The holidays can be a very hectic and stressful time in many families because often three or more generations will gather; parents, adult children, adult siblings and grandchildren, etc. This is often when old wounds will fester up and judgement rules.
What would happen if you decided to do it differently this year? As Oprah often says, “This I know to be true” and this I know to be true for me. Most of the issues I’ve had with people in my life are the result of people not behaving or acting the way that I wanted. Today, do I always practice not wanting to control other’s behavior? Absolutely not, but I recognize it sooner and adjust my behavior. I bet there are a few of you reading this that will be saying, “me too”
My parent coaching clients are often very hard on themselves and believe they are a total failure as parents if they are not parenting effectively 100 percent of the time which is totally unrealistic. We all mess up and get messy that is just a part of life and others often don’t behave like we want. But, what we can change is how we respond toward ourselves and others. We can be more kind, compassionate and forgiving. Try out these suggestions to have holiday love throughout the year:
- When you make a mistake, especially with your children, acknowledge it and make amends. Remember you are the role model for your children in helping them learn how to navigate life in a healthy way.

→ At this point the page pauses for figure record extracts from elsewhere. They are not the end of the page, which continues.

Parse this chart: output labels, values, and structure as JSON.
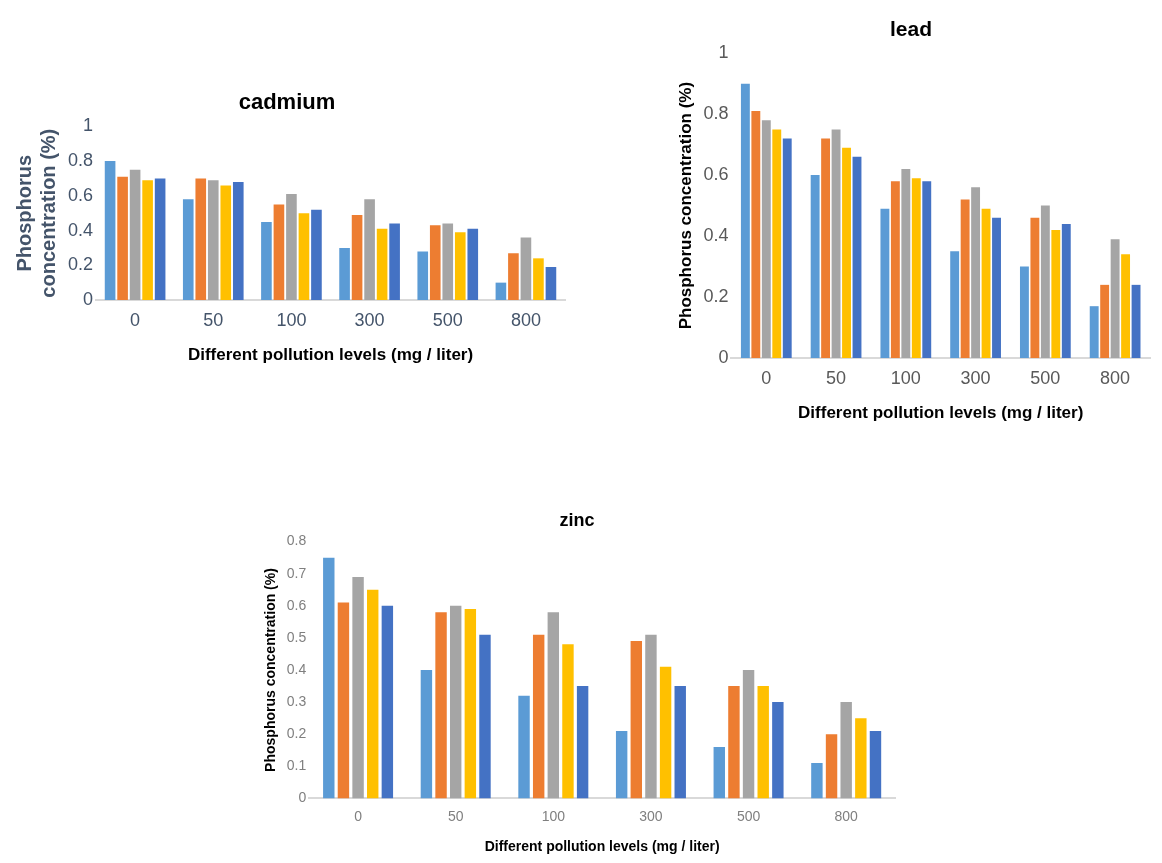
{
  "chart_data": [
    {
      "type": "bar",
      "title": "cadmium",
      "xlabel": "Different pollution levels (mg / liter)",
      "ylabel": "Phosphorus concentration (%)",
      "categories": [
        "0",
        "50",
        "100",
        "300",
        "500",
        "800"
      ],
      "ylim": [
        0,
        1
      ],
      "yticks": [
        0,
        0.2,
        0.4,
        0.6,
        0.8,
        1
      ],
      "series": [
        {
          "color": "#5b9bd5",
          "values": [
            0.8,
            0.58,
            0.45,
            0.3,
            0.28,
            0.1
          ]
        },
        {
          "color": "#ed7d31",
          "values": [
            0.71,
            0.7,
            0.55,
            0.49,
            0.43,
            0.27
          ]
        },
        {
          "color": "#a5a5a5",
          "values": [
            0.75,
            0.69,
            0.61,
            0.58,
            0.44,
            0.36
          ]
        },
        {
          "color": "#ffc000",
          "values": [
            0.69,
            0.66,
            0.5,
            0.41,
            0.39,
            0.24
          ]
        },
        {
          "color": "#4472c4",
          "values": [
            0.7,
            0.68,
            0.52,
            0.44,
            0.41,
            0.19
          ]
        }
      ]
    },
    {
      "type": "bar",
      "title": "lead",
      "xlabel": "Different pollution levels (mg / liter)",
      "ylabel": "Phosphorus concentration (%)",
      "categories": [
        "0",
        "50",
        "100",
        "300",
        "500",
        "800"
      ],
      "ylim": [
        0,
        1
      ],
      "yticks": [
        0,
        0.2,
        0.4,
        0.6,
        0.8,
        1
      ],
      "series": [
        {
          "color": "#5b9bd5",
          "values": [
            0.9,
            0.6,
            0.49,
            0.35,
            0.3,
            0.17
          ]
        },
        {
          "color": "#ed7d31",
          "values": [
            0.81,
            0.72,
            0.58,
            0.52,
            0.46,
            0.24
          ]
        },
        {
          "color": "#a5a5a5",
          "values": [
            0.78,
            0.75,
            0.62,
            0.56,
            0.5,
            0.39
          ]
        },
        {
          "color": "#ffc000",
          "values": [
            0.75,
            0.69,
            0.59,
            0.49,
            0.42,
            0.34
          ]
        },
        {
          "color": "#4472c4",
          "values": [
            0.72,
            0.66,
            0.58,
            0.46,
            0.44,
            0.24
          ]
        }
      ]
    },
    {
      "type": "bar",
      "title": "zinc",
      "xlabel": "Different pollution levels (mg / liter)",
      "ylabel": "Phosphorus concentration (%)",
      "categories": [
        "0",
        "50",
        "100",
        "300",
        "500",
        "800"
      ],
      "ylim": [
        0,
        0.8
      ],
      "yticks": [
        0,
        0.1,
        0.2,
        0.3,
        0.4,
        0.5,
        0.6,
        0.7,
        0.8
      ],
      "series": [
        {
          "color": "#5b9bd5",
          "values": [
            0.75,
            0.4,
            0.32,
            0.21,
            0.16,
            0.11
          ]
        },
        {
          "color": "#ed7d31",
          "values": [
            0.61,
            0.58,
            0.51,
            0.49,
            0.35,
            0.2
          ]
        },
        {
          "color": "#a5a5a5",
          "values": [
            0.69,
            0.6,
            0.58,
            0.51,
            0.4,
            0.3
          ]
        },
        {
          "color": "#ffc000",
          "values": [
            0.65,
            0.59,
            0.48,
            0.41,
            0.35,
            0.25
          ]
        },
        {
          "color": "#4472c4",
          "values": [
            0.6,
            0.51,
            0.35,
            0.35,
            0.3,
            0.21
          ]
        }
      ]
    }
  ]
}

- Be grateful for having a family (as imperfect as they are) and let each member know how much you care about them. Don’t have regrets, particularly with your parents, about letting people know how much you love them until its too late. Reflect on who isn’t with you during the holidays and what you wish you could have said to them and say those things to the people who are there.
- Give your spouse, partner, siblings, parents and other family members the grace and forgiveness you want your children to give you. Everyone is doing the best they know how.
- Acknowledge you have no control over other people, only yourself and how you respond to those around you. Will you respond with anger, judgement, defensiveness or pouting? Or will you choose to respond with kindness, compassion and forgiveness; it’s up to you.